Build the dashboard.

This is not an implementation slice. It does not define behaviour, scope, architecture, or verification.

Fix: define what part of the dashboard is being built, what data it uses, what components it touches, what is out of scope, and how it will be verified.

AI is asked to add one feature and also refactors unrelated parts of the system.

I added the upload button and also refactored authentication.

Fix: the implementation slice defines scope, out of scope, expected files, and files not to change.

The team has made a decision, but it is not written down. Humans remember it. AI does not.

Everyone knows we are not using server-side rendering for this project.

Fix: that decision belongs in the Decisions section.

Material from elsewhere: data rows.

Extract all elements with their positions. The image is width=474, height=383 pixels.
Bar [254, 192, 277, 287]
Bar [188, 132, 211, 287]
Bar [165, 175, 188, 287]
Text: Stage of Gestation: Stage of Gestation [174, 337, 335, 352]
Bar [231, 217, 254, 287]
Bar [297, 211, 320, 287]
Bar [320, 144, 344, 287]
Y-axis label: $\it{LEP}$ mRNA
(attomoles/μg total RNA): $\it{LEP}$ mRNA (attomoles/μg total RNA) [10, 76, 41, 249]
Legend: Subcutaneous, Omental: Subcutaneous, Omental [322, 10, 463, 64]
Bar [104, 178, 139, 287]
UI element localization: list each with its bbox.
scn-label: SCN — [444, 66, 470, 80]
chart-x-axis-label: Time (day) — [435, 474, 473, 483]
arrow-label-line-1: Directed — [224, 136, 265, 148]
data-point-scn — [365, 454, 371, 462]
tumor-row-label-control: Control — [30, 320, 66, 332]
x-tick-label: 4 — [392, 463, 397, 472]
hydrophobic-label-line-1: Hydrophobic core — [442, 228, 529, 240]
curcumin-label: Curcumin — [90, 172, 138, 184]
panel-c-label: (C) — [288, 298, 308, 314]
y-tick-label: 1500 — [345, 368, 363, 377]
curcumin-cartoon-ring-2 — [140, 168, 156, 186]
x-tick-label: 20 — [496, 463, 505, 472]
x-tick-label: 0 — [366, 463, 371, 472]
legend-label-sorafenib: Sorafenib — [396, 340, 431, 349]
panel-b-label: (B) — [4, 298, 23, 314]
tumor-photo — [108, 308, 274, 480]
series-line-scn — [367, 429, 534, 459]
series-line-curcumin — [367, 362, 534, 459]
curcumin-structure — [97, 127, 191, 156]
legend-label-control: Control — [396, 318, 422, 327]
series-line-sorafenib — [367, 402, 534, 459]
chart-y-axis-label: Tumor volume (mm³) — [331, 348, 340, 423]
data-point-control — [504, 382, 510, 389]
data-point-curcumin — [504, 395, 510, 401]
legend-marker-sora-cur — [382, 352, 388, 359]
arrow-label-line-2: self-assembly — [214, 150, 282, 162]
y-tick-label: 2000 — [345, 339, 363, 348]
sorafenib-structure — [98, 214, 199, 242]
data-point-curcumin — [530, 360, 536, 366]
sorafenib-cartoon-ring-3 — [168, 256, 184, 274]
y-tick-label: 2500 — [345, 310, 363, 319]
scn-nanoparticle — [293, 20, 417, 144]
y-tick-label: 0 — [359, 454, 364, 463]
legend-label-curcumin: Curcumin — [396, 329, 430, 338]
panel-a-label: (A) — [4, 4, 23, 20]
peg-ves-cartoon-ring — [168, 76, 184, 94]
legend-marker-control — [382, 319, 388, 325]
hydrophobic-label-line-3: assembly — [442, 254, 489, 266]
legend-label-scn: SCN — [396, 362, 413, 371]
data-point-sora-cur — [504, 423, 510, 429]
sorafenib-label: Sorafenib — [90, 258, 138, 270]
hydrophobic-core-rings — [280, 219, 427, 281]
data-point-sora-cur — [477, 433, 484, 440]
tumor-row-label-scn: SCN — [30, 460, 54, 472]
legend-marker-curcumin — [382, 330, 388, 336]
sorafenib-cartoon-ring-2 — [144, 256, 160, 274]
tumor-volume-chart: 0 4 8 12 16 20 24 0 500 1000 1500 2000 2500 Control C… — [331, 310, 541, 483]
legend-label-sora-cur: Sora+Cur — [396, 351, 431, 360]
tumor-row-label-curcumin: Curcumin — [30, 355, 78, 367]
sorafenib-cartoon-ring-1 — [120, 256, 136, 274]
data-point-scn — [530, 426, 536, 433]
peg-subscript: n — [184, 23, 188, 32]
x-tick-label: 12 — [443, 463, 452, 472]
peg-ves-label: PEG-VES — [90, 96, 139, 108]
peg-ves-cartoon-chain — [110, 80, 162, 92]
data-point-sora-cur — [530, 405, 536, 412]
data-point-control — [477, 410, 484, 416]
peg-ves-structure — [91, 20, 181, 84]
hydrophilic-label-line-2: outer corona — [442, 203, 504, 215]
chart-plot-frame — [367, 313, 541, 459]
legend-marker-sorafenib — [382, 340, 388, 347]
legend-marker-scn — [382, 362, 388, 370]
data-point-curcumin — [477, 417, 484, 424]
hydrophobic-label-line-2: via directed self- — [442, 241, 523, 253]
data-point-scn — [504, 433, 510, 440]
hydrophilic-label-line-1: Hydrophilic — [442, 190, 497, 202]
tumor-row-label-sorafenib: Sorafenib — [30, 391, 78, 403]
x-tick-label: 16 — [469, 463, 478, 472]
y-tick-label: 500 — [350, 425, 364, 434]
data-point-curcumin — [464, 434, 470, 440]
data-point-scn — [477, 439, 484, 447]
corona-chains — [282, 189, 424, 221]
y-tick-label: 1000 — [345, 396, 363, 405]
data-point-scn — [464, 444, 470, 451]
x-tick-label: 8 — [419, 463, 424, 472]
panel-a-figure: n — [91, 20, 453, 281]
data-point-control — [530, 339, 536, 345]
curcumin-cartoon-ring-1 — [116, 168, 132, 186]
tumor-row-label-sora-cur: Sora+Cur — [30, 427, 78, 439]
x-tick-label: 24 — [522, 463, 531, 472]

The implementation task exists in isolation. It does not map to product behaviour, architecture, data, interfaces, or verification. Work drifts from intent.

Fix: every implementation slice must map back to the project definition.

The code compiles. The feature appears to work. But nobody checked the acceptance criteria.

The system boundary is unclear. AI connects to a system, writes to an API, or changes a module that should have been outside the slice.

Fix: define System Context, Data and Interfaces, delivery rules, and out-of-scope areas.

A small request becomes a larger feature because AI fills in missing product intent.

The slice was document upload.
AI also added search, tagging, previews, and sharing.

Fix: the slice must declare explicit Scope and Out of Scope.

AI chooses a different design because the selected architecture was not defined.

The project uses PostgreSQL, but AI introduced MongoDB for the new feature.

Fix: this belongs in Constraints, Solution Strategy, Building Blocks, and Decisions.

AI makes several reasonable assumptions. Each assumption is small. Together they change the project.

Fix: require AI to list assumptions, and require it to stop when key information is missing.